We often talk about lean being the elimination of all waste an non-value added, or the pursuit of a waste-free process. But what if you can’t eliminate a certain waste from a process? What to do? Try harder? Move on to an easier process and come back later? Call it “non value added but necessary” and fool… err… comfort ourselves for a while? We can still do kaizen if we remember that we can combine, rearrange or simplify.

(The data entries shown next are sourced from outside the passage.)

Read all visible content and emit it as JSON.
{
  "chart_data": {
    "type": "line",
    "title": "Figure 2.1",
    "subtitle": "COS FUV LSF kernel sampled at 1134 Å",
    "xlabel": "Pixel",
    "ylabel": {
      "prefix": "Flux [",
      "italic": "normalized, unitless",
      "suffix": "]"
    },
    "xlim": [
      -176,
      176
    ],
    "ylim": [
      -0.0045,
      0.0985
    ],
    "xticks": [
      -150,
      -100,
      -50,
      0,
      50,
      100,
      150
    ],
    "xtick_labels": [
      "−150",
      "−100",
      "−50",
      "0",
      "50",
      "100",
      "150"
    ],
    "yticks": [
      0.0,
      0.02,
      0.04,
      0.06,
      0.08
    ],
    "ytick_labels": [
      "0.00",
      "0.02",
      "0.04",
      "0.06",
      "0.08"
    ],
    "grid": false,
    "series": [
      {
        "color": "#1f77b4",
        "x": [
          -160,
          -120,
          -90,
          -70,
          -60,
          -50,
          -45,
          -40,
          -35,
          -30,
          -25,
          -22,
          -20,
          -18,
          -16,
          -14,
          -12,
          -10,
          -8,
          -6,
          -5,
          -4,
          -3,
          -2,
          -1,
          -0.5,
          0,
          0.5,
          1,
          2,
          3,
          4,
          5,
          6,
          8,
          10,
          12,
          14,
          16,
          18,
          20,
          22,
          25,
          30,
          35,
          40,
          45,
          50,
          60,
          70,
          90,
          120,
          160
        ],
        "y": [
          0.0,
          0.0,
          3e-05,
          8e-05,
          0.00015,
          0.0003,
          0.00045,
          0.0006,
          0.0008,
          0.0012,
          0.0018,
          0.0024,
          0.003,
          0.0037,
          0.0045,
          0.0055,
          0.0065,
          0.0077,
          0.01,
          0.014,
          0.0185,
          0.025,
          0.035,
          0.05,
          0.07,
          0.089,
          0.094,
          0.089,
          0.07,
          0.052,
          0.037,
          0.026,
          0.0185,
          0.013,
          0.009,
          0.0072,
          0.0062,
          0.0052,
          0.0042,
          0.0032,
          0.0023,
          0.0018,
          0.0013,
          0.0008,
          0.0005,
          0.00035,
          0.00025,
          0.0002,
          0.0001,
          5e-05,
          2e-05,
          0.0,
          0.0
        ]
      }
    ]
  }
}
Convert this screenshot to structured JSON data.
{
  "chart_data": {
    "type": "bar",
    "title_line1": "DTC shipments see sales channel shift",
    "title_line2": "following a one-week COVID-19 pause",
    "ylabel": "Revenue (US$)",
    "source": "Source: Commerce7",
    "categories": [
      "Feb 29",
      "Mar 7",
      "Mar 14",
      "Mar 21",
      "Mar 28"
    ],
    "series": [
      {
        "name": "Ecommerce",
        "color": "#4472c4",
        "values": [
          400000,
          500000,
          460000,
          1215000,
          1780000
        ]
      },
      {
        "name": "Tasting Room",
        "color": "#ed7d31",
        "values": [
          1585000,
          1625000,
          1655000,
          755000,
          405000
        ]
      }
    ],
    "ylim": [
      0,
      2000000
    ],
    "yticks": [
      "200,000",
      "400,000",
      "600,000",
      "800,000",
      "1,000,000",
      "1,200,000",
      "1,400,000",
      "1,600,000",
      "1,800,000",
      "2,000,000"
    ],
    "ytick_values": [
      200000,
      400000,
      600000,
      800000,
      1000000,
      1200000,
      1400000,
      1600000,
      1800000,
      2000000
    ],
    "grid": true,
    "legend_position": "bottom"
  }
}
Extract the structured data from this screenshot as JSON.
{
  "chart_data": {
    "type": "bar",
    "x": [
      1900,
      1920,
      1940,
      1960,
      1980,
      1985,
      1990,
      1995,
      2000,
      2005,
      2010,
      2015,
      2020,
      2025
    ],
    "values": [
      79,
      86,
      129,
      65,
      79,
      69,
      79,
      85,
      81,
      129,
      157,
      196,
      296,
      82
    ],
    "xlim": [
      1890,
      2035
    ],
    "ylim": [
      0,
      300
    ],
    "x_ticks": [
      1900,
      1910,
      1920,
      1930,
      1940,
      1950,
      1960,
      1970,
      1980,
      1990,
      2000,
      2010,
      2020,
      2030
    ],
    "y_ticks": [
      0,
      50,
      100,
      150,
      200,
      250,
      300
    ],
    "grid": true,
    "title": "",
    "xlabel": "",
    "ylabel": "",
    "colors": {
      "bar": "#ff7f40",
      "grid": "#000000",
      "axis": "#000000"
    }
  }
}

There’s a hint that TPS architect Taiichi Ohno may have applied ECRS on the ECRS tool itself by eliminating the CRS. In the selection below from the great Superfactory article TWI Influence on TPS and Kaizen, Art Smalley interviews Isao Kato, who reflects on the influence of ECRS in particular on JM and by implications later iterations of kaizen and the approach to waste elimination at Toyota:
Initially Ohno was a proponent of JM even though he thought it narrow and lacking the scope to drive the type of kaizen that he wanted. JM’s main contribution to improvement is the 5W 1H method of inquiry which he viewed initially as all right but eventually decided was too superficial. He was driving the broader thinking of the various forms of waste and the specific need to eliminate the root causes of waste and improve efficiency in the company. JM emphasized the principle of ECRS (Eliminate, Combine, Rearrange, and Simplify) and mainly looked at assembly job, machines, and material handling aspects of work but it just did not drive deep enough into the elimination of waste aspect strong enough to suit Mr. Ohno. Additionally, it must be noted that JM lacks any connection to takt time, flow, and pull style production. Eventually Ohno decided JM was not delivering results and instructed the training department to stop the JM component of the program.
The simplified yet broadened focus on the elimination of the 7 types of waste has certainly served Toyota well over the years. If we keep the 7 types of waste in mind and use the ECRS tool in combination with other efforts such SMED (single minute exchange of dies, a.k.a. quick changeover) or 5S it will be powerful indeed.